The mortuary where he works is apparently Vienna's giant Bestattung Wien (Funeral Vienna), where he and his co-workers are involved in transporting corpses from place-of-death and from morgue to cemetery in a large-scale, routinized operation. Initially, he is tasked only with observing. In his first encounters with corpses, his disgust and horror is barely suppressed. One of his co-workers seems actively hostile at first.
In one scene, Roman is working alone in a small workroom, wearing coveralls, removing the cases used to transport corpses from an industrial steam cleaning machine, and a small bird startles him. He opens a door, squats down to let the bird free, and then follows it out; the door is labeled "Notausgang" ("Emergency Exit").

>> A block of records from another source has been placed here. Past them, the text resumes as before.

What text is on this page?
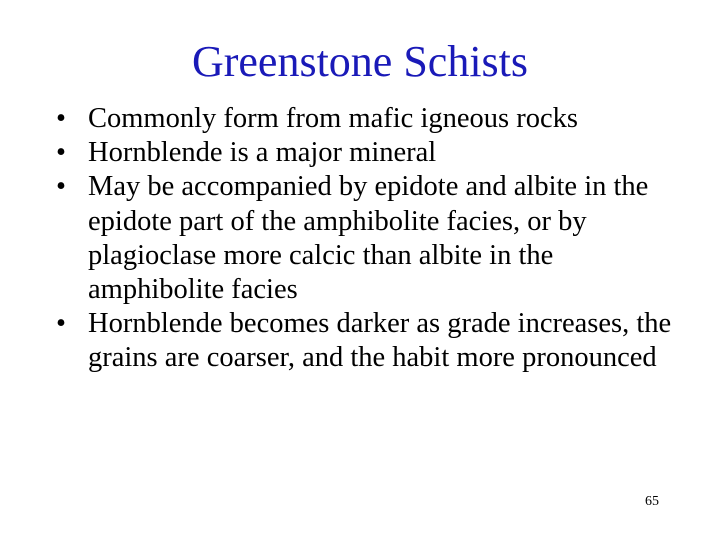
Greenstone Schists
• Commonly form from mafic igneous rocks
• Hornblende is a major mineral
• May be accompanied by epidote and albite in the epidote part of the amphibolite facies, or by plagioclase more calcic than albite in the amphibolite facies
• Hornblende becomes darker as grade increases, the grains are coarser, and the habit more pronounced
65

After a chance encounter on the job with the naked corpse of a young woman who shares his surname, Roman seems to panic at the idea that this might be his mother, dead. Confirming that the corpse was not his mother leads Roman to locate his mother. He manages to find out where she lives and follows her into an IKEA store, where he sees her lying, like a corpse, on one of the beds. They later become re-acquainted and he tells her he's a diving instructor and soon heading to New Zealand (a reference to the subway advertisement). Back at her flat, he asks his mother why she gave him up and she tells him that it was the best thing she did in her life. She finds out his real occupation as an undertaker and confronts him after the end of his shift, outside the mortuary. She also confesses to him that the real reason that she gave Roman up was that, when he was a baby, she tried to suffocate him by placing a pillow over his face, to stop his crying.
The film ends with Roman leaving his parole hearing and visiting the grave of his teenage victim.